Musiques Nouvelles,
sous la direction de Jean-Paul Dessy
Antoine Maisonhaute (violon) ; Jeroen Robbrecht (alto) ; Jean-Pol Zanutel, Jeanne Maisonhaute (violoncelles) ; André Ristic (piano) ; Alice Pêtre (harpe) ; Etienne Charbonnier (contrebasse) ; Berten D'Hollander (flûte, piccolo) ; Charles Michiels (clarinette) ; Sébastien Vanlerberghe (hautbois) ; Jean-Louis Ollé (basson) ; Denis Simándy (cor) ; Luc Sirjacques (trompette) ; Adrien Lambinet (trombone) ; Simon Diricq (saxophone) ; Stephan Vanaenroede (tuba) ; Pierre Quiriny, Louison Renault & Antoine Siguré (percussions)
«L'identité littéraire, c'est du côté de la langue qu'il faut la chercher et non du côté de la nation, de l'État ou du territoire», écrit Jean-Luc Outers en 1992. Qu'en est-il de l'identité musicale, et plus précisément de l'identité musicale belge? Le sujet brûle davantage encore, et plus que jamais en ces jours de divisions politiques, si l'on tente de «simplifier» la question: existe-t-il une identité belge tout court? Ruggero Campagnoli a évoqué la «belgité», une hantise du creux et de l'absence en comparaison avec l'idée du plein et de l'histoire qu'incarne la France. Déshistoire pour un pays de nulle part ou «nébuleuse en creux», selon une expression de Jean-Luc Outers? Pierre Mertens et le sociologue Claude Javeau ont avancé la notion de «belgitude»: une appartenance jusque-là déniée à un pays, et dont le néologisme en porterait l'esthétique. André Miguel et Liliane Wouters décrivirent une «terre d'écarts» littéraire [Ecrivains français de Belgique – Bruxelles – Editions Universitaires – 1980]: «Service et mystère des écarts. Une démarche irrégulière qui fait des écarts. […]Fait d'écarts, vivant de ses morceaux hétéroclites, glissant dans le vide entre les écarts, suivant les lignes de fuite, d'écarts, les courbures hors des normes de l'homogène. Ecarts d'imagination.» [Ibid. Le jeu des écarts – André Miguel]

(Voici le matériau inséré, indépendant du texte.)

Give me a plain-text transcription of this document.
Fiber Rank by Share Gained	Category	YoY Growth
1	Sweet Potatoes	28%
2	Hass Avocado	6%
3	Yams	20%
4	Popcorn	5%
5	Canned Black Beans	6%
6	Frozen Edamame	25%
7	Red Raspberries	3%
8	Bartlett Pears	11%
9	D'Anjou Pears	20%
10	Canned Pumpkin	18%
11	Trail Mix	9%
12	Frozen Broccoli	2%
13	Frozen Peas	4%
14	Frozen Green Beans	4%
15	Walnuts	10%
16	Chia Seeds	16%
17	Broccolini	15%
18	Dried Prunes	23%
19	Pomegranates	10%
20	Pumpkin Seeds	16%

Le projet Une Belgique multisonore épouse une des missions de l'ensemble Musiques Nouvelles qui garde à cœur de promouvoir régulièrement la création musicale francophone belge, prospective, inventive, qualitative et extrêmement diversifiée. Quatre pièces de quatre compositeurs belges sont créées dans le cadre du Festival Ars Musica 2011 aux côtés de Composition n°1: Dona nobis pacem de Galina Ustvolskaya (1919-2006) et d'Octandre d'Edgard Varèse (1883-1965).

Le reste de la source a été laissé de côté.